Let’s check the score. Again, from the abstract:
Participants who experienced physical instability by sitting at a wobbly workstation rather than a stable workstation (Study 1), standing on one foot rather than two (Study 2), or sitting on an inflatable seat cushion rather than a rigid one (Study 3) perceived their romantic relationships to be less likely to last.
Is this true? For study 1, yes, after all their choices in data construction and data analysis, they achieved “p less than .05” (p=.034, to be precise). For study 2, despite their flexibility in excluding people and defining the outcome, they were only able to get p down to .069. For study 3, nothing at all, “F less than 1,” as they put it. And they really did have lots of things to win—they bought lots of tickets for the “p less than .05” lottery. For example:
For our behavioral measure, participants were asked to select and send a “thinking of you” electronic greeting card (e-card) to their romantic partners. Each participant chose an e-card design from six choices that had been prerated and selected to vary in intimacy (for details, see Supplemental Material). The intimacy of the card design selected was one outcome of interest. However, we observed no direct or indirect effects of stability condition on card design intimacy, so we do not discuss it further.

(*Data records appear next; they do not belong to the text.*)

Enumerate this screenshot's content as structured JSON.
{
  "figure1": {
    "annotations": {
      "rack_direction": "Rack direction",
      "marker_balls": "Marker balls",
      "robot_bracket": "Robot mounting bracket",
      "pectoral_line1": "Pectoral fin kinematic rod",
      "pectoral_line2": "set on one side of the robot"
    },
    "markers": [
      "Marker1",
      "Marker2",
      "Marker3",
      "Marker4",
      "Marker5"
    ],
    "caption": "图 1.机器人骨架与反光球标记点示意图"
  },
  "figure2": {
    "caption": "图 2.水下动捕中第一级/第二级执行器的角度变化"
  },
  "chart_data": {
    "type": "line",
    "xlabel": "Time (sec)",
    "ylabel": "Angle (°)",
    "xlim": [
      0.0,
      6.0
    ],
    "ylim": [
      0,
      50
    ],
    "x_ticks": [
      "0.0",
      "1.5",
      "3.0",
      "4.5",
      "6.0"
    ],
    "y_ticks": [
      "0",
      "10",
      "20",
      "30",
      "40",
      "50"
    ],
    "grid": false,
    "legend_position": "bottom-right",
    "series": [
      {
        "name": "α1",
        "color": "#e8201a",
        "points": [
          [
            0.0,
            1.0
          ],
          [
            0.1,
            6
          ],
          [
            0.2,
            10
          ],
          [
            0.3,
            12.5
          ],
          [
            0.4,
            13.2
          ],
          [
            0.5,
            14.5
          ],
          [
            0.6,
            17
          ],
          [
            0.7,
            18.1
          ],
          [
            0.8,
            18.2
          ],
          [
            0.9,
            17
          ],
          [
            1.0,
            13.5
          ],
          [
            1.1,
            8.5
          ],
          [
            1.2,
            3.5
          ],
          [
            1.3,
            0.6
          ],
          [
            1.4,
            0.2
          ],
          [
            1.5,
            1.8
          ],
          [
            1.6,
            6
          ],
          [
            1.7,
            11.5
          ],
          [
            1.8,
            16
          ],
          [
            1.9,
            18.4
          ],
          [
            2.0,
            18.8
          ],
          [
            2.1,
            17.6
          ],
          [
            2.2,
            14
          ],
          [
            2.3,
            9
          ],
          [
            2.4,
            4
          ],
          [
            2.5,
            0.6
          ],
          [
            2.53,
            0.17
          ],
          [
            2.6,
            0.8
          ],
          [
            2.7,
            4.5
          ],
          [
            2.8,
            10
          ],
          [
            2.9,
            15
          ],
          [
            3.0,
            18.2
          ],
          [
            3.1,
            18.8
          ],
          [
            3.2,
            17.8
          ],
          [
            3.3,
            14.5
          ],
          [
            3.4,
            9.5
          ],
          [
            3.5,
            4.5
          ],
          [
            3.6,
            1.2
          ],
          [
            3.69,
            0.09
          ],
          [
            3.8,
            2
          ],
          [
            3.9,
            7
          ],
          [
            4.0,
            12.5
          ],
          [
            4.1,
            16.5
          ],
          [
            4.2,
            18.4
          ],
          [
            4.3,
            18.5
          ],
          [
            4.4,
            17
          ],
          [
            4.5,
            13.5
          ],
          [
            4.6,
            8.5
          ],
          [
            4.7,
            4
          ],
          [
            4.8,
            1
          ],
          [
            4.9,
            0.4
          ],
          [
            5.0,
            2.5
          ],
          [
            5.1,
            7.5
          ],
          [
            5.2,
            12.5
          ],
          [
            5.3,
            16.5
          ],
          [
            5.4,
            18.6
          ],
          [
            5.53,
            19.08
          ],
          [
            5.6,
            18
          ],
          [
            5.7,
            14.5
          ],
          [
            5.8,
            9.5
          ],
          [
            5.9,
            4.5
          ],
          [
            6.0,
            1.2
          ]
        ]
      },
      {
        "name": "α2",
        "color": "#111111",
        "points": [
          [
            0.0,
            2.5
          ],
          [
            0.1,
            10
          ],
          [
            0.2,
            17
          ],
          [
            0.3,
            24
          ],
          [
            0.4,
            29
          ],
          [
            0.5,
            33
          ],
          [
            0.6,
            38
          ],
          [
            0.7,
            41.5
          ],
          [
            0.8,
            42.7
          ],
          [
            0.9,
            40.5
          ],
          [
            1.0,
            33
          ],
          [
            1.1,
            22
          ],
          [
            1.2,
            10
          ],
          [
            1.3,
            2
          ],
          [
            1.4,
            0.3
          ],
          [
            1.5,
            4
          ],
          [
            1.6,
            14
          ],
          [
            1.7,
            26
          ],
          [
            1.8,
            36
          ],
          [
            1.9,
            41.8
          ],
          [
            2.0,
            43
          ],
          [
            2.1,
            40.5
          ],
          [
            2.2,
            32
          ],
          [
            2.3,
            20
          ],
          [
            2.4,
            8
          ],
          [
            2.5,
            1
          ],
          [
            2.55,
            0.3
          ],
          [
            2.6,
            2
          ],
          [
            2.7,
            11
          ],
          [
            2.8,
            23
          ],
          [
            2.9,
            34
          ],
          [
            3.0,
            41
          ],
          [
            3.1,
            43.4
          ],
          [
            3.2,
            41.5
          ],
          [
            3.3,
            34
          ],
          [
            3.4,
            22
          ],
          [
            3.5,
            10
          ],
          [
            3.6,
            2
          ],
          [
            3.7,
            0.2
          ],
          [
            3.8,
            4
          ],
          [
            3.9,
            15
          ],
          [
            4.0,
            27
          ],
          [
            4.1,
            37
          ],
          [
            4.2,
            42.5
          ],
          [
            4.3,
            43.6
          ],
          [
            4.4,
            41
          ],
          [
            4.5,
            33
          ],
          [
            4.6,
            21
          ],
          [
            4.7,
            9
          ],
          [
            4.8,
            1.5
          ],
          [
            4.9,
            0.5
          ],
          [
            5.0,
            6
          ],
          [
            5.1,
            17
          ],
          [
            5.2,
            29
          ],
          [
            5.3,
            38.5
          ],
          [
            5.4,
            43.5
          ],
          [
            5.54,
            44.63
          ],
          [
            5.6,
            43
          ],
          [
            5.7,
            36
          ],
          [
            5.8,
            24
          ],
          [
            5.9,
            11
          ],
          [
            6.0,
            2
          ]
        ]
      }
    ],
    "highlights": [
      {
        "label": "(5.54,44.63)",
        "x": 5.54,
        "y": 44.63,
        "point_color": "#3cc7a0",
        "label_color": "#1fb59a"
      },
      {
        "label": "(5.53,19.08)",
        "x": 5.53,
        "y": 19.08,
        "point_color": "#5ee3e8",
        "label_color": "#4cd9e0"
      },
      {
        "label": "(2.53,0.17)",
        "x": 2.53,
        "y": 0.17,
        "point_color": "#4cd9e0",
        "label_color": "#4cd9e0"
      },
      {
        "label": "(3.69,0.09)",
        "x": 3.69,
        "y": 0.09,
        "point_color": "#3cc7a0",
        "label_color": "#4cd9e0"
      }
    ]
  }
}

The authors get full credit for reporting this—but no credit for realizing what this sort of thing does to their analysis! They consistently report their successes in detail and downplay the null findings. That’s called capitalizing on chance.
Published in Psychological Science: if we reward this sort of research behavior, I see no reason we won’t get lots more of it. I have no reason to think the authors and journal editor are trying to mislead anyone; rather, I’m guessing they’re true believers. They did their own replication and it failed. But they did not do the next step and place their theory and methods under criticism. Too bad.